Un héros de l’indépendance devenu despote
HARARE | (AFP) Par défi, il avait un jour promis de fêter ses 100 ans au pouvoir. Le président du Zimbabwe Robert Mugabe devrait être poussé vers la sortie à seulement 93 ans, incarnation jusqu’à la caricature du despote africain prêt à tout pour perpétuer son règne.
Accueilli en 1980 en héros de l’indépendance loué par l’occident, le plus vieux chef d’état en exercice de la planète a été placé hier en détention par l’armée, après plus de 37 ans d’un pouvoir sans partage qui a ruiné son pays.
Lorsqu’il a pris les rênes de l’ex-rhodésie dirigée par la minorité blanche, Robert Mugabe a séduit.

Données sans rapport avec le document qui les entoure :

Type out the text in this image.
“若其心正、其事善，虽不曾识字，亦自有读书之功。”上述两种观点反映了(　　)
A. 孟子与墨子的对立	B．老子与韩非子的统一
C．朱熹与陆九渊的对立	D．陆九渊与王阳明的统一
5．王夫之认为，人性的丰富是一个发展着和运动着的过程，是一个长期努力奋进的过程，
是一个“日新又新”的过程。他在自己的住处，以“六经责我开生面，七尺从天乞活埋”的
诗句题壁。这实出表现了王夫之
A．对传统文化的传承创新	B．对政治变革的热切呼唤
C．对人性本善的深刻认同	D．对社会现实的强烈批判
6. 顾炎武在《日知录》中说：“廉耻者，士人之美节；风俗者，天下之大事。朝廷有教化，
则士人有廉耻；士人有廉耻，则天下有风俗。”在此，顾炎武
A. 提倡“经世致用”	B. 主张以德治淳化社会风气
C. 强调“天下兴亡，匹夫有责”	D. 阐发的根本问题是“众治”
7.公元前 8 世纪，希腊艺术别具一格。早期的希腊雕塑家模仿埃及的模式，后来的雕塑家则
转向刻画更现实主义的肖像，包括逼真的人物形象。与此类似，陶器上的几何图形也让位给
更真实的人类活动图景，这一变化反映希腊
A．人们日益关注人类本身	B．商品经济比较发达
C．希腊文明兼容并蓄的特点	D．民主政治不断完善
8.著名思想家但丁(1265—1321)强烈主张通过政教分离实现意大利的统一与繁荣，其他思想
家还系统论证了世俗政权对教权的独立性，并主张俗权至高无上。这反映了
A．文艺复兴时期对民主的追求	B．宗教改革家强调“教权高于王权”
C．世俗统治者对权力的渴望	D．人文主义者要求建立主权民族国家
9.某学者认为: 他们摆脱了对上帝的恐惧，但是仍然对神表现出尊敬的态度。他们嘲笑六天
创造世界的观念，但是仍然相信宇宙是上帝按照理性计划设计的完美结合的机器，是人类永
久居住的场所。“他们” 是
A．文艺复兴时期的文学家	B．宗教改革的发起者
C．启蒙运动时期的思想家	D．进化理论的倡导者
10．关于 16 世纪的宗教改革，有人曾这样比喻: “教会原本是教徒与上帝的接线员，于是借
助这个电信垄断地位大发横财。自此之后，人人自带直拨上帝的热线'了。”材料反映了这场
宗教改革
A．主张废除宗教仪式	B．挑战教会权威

Sa politique de réconciliation, au nom de l’unité du pays, lui vaut des louanges générales, particulièrement dans les capitales étrangères. « Vous étiez mes ennemis hier, vous êtes maintenant mes amis », lance l’ex-chef de la guérilla.
Il offre des postes ministériels clés à des Blancs et autorise même leur chef, Ian Smith, à rester au pays.
En 10 ans, le pays progresse à pas de géant : construction d’écoles, de centres de santé et de nouveaux logements pour la majorité noire.
LOURDE OPPOSITION
Très tôt pourtant, le héros a la main lourde contre ses opposants.
Dès 1982, il envoie l’armée dans la province « dissidente » du Matabeleland (sud-ouest), terre des Ndebele et de son ancien allié pendant la guerre, Joshua Nkomo. La répression, brutale, fait environ 20 000 morts.
Mais le monde ferme les yeux. Il faudra attendre les années 2000, ses abus contre l’opposition, des fraudes électorales et surtout sa violente réforme agraire pour que l’idylle s’achève.
Dans des diatribes anti-impérialistes au vitriol, Robert Mugabe rend l’occident responsable de tous les maux de son pays, notamment sa ruine financière, et rejette toutes les accusations de dérive autoritaire.
SANTÉ FRAGILE ?
« Mugabe s’est maintenu au pouvoir en (...) écrasant ses opposants, violant la justice, piétinant le droit à la propriété, réprimant la presse indépendante et truquant les élections », estime Martin Meredith, un de ses biographes.
Depuis 2013, des rumeurs font rage sur l’état de santé du despote, considéré comme fragile en raison d’un présumé cancer.